How is our methodology different?The metrics used by most fund analysts is over a fixed period —also called point-to-point analysis—and that too for one year, three years and five years. We believe this is flawed because funds will show up as good or bad only for that specific period (read Earning Curve, Moneylife, 4 October 2012). We avoid this flaw by not considering returns over a fixed period. This removes the bias for any scheme which may have performed well in just one period. Secondly, we do not take the arithmetic mean but the geometric mean of the returns over different periods. Geometric mean removes the bias if a scheme has performed extremely well only in one or two periods and has delivered mediocre returns in the remaining periods. We then give weightage to the performance of the scheme compared to its benchmark. Though one may argue that schemes select the benchmark that suits them, more than 92% of large-cap and multi-cap schemes, appropriately, choose the Nifty, the Sensex, BSE 100, BSE 200 or CNX 500 as their benchmark.
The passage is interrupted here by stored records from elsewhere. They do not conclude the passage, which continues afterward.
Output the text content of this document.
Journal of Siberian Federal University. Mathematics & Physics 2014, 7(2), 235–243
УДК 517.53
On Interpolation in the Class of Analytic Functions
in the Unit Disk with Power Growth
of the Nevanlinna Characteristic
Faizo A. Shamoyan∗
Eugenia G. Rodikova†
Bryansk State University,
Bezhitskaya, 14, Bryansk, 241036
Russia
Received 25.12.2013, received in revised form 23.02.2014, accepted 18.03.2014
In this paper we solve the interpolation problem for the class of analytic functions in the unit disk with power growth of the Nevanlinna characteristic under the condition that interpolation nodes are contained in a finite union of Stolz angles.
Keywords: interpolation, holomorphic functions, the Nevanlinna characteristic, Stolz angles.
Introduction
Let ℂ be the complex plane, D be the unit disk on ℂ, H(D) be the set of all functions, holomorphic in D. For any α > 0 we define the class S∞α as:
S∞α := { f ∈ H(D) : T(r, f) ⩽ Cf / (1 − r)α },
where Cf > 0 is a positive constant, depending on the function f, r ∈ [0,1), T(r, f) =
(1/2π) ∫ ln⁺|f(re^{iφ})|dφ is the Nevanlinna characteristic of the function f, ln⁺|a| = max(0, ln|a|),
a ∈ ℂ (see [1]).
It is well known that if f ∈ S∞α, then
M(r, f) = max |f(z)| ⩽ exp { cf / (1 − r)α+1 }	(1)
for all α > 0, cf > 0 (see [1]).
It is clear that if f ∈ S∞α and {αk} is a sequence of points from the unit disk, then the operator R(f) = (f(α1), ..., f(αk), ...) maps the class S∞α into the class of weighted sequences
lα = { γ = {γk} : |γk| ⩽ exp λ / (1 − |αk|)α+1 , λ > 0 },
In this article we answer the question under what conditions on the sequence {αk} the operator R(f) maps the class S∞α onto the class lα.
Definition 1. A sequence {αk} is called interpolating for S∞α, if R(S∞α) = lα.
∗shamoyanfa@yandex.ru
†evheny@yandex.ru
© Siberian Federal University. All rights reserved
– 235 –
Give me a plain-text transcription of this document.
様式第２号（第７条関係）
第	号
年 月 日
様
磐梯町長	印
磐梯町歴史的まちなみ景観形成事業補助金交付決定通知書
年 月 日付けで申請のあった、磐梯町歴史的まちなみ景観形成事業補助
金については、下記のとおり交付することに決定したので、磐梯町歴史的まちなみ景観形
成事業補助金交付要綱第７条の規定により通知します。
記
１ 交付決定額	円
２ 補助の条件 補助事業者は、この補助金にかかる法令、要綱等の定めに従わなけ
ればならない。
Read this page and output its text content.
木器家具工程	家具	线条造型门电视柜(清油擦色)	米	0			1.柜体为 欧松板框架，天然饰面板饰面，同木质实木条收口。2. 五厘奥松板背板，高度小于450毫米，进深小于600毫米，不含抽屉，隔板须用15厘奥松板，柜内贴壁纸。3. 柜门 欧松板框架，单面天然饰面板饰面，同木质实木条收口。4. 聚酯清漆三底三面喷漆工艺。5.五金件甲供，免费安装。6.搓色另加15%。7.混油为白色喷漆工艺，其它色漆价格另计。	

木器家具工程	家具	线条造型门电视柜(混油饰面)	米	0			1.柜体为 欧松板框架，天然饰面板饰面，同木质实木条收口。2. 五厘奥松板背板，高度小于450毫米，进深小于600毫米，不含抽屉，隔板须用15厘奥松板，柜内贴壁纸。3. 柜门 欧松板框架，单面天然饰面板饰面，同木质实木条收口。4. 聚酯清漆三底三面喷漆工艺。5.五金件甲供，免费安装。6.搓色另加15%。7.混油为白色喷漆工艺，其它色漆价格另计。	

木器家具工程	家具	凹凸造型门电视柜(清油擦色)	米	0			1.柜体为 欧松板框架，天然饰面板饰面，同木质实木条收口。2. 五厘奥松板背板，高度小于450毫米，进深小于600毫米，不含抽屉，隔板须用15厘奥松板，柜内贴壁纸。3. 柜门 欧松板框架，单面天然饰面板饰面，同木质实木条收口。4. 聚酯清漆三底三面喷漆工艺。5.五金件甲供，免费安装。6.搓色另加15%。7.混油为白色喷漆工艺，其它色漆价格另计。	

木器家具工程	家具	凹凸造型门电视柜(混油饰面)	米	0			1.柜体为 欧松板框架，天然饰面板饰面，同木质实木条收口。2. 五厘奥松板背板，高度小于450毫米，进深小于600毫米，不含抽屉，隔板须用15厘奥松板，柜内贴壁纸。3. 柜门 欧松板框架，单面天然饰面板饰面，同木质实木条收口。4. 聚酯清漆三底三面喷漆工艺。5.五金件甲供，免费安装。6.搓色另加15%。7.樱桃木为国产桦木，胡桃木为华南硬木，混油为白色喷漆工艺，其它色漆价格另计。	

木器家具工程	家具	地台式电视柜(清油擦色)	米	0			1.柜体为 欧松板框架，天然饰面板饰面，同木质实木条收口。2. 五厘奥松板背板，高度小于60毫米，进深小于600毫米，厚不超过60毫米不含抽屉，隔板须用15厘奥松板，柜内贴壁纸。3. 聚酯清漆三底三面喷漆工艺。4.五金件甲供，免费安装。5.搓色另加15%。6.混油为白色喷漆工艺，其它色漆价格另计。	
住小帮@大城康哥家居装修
And, most important, we judge the performance of the scheme during market declines. Most schemes would do well when the market goes up but what if the market dips? Comparing the returns to the benchmark in such periods gives a better assessment of risk. According to us, these four factors, put together, create the best model of fund performance analysis which you will not find in any other analysis.